Lionel Letizi and Scrabble
Then PSG goalkeeper, Lionel Letizi freezes his back in December 2002. Nothing unusual so far, except that the injury occurred when picking up a Scrabble piece during a game with Laurent Leroy and Jérôme Alonzo , on the eve of a match in Rennes.
Grégory Coupet and the shelf
Grégory Coupet, emblematic goalkeeper of Lyon, was injured in 2006 while climbing shelves. The international goalkeeper had seven stitches after a board fell on his hand. No missed World Cup but a derby against Saint-Etienne.
Younousse Sankharé and implants
Younousse Sankharé, then player of the Girondins de Bordeaux, found himself absent from the field for three games in 2019, “after a private medical intervention – beard implants – which led to complications and fever”, had explained Sud Ouest .
Romain Hamouma and the punching bag
On the occasion of the birthday of his teammate in Saint-Etienne Wahbi Khazri, Romain Hamouma tries the punching bag and blesses himself on the wrist. It will be a rupture of the ligament.
Julien Escudé and the dog
When he was to join Manchester United in 2002, Julien Escudé saw his dream shattered by a sprained knee contracted when he tripped over his dog.

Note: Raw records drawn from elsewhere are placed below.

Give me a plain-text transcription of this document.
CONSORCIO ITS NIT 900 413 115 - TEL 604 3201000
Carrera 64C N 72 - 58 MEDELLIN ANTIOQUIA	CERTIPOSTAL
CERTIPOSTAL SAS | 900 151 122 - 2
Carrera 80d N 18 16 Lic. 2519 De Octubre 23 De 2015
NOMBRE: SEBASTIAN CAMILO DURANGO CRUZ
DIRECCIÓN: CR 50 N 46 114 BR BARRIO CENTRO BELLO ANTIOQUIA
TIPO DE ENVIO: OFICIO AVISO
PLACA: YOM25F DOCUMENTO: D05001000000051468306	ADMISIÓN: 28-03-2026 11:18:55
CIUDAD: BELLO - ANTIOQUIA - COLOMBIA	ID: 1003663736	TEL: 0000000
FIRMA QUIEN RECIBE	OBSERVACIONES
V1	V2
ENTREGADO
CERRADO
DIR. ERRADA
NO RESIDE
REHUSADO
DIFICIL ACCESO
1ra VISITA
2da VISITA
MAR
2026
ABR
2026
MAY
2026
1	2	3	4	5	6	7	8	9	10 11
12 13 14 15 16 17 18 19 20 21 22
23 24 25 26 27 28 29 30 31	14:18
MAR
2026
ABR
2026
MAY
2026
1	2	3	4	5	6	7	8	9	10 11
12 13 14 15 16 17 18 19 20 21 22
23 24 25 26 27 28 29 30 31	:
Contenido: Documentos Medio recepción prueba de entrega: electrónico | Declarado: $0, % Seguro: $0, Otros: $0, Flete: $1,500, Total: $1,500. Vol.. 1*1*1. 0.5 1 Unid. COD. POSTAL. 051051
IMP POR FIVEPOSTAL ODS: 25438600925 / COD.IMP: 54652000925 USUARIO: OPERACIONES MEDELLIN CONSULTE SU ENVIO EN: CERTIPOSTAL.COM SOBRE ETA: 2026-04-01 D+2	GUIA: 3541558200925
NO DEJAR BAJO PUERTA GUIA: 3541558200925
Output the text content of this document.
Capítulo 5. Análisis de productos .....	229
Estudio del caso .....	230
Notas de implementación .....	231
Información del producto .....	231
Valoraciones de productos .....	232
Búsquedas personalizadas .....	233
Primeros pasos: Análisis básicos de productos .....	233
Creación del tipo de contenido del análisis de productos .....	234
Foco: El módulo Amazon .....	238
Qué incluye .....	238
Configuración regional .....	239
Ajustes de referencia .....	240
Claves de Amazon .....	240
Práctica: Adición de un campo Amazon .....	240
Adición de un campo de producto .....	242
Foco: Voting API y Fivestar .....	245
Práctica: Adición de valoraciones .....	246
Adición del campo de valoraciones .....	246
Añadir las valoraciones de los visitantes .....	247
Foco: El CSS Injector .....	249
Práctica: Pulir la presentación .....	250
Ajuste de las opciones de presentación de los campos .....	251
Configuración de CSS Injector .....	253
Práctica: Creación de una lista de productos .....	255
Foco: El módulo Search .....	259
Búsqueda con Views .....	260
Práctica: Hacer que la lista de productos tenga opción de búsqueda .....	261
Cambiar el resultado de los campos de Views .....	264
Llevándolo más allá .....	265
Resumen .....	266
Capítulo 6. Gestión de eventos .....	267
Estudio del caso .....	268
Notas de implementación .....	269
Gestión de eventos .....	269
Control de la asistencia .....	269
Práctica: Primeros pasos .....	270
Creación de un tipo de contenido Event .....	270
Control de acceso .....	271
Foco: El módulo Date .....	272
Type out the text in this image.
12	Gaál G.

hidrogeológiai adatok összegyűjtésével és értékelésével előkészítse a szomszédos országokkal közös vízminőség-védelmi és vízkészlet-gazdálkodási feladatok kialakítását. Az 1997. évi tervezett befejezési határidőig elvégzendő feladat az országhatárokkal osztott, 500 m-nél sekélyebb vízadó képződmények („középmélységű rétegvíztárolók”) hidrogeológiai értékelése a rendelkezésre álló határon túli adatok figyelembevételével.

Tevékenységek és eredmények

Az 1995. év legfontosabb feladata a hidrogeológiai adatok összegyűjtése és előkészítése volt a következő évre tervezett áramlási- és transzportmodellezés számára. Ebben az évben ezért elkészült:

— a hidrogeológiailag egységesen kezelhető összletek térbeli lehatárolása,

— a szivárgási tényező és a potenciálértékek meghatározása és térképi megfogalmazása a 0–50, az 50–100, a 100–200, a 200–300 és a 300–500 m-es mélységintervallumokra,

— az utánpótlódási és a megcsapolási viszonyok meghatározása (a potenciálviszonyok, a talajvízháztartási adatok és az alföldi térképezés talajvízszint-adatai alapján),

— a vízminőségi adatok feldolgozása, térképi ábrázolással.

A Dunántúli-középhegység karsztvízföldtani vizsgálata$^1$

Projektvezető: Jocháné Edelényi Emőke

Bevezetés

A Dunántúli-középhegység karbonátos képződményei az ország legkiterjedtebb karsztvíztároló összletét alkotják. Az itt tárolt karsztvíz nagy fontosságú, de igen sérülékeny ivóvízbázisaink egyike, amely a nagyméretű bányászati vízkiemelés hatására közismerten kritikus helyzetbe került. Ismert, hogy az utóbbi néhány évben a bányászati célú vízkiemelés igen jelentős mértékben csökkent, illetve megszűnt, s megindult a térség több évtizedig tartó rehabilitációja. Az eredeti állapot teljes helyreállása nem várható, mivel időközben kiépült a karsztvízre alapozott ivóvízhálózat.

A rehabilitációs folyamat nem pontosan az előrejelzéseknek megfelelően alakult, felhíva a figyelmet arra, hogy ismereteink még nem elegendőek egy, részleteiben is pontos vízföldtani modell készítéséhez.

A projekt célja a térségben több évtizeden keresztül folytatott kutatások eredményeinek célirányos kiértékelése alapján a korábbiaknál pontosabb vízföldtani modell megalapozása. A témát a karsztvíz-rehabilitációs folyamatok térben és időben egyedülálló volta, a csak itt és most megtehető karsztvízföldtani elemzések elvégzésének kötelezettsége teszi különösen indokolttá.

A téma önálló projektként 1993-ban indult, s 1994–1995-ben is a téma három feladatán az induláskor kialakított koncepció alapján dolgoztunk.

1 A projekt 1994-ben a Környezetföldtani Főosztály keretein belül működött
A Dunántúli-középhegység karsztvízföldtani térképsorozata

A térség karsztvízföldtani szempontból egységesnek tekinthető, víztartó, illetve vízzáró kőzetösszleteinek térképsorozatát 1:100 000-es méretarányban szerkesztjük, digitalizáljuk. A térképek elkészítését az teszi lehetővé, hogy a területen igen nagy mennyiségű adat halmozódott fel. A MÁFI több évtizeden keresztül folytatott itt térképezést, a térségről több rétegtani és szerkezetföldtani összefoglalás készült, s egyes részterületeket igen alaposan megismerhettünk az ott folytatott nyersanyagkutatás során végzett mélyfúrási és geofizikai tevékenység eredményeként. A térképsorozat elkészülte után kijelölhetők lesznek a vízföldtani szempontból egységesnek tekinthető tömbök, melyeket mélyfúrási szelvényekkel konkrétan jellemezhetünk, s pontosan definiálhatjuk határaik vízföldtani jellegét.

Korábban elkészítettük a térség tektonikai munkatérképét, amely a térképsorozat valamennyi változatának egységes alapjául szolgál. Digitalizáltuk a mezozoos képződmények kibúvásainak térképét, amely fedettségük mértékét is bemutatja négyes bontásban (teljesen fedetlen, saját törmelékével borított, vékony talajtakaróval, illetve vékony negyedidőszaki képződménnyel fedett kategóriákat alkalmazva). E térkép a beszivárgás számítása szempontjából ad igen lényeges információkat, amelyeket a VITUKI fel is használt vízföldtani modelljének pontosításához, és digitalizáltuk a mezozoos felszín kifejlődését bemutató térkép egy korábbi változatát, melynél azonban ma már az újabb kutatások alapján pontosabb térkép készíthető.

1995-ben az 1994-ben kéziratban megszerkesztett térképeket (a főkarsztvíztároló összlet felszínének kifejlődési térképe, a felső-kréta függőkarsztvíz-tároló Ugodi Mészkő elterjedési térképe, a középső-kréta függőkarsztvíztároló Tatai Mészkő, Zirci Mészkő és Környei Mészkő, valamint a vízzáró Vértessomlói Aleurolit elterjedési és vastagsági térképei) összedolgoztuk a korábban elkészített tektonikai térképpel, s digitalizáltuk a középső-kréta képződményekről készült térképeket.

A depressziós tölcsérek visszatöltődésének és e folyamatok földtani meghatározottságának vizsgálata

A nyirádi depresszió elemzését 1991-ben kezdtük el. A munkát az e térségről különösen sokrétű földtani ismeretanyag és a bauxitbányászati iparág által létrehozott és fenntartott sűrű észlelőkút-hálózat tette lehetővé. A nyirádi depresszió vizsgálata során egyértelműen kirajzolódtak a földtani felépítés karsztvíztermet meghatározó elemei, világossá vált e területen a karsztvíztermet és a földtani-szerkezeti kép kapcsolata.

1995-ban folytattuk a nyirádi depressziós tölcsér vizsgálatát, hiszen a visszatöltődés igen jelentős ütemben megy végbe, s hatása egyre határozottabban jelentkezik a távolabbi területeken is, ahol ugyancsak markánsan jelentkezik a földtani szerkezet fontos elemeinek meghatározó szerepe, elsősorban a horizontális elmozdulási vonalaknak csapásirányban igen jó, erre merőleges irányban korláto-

Darren Barnard and dog urine
In 1999, Darren Barnard ruptured his cruciate ligaments when he slipped on a puddle of urine left by his puppy, Zak, in the middle of the kitchen.
Rio Ferdinand and the coffee table
Rio Ferdinand, then a Leeds defender, ended up with a tendon distension and two weeks out. The reason ? He had put his legs on the coffee table and hadn’t moved for several hours. When he got up, he felt a big pain behind his knee.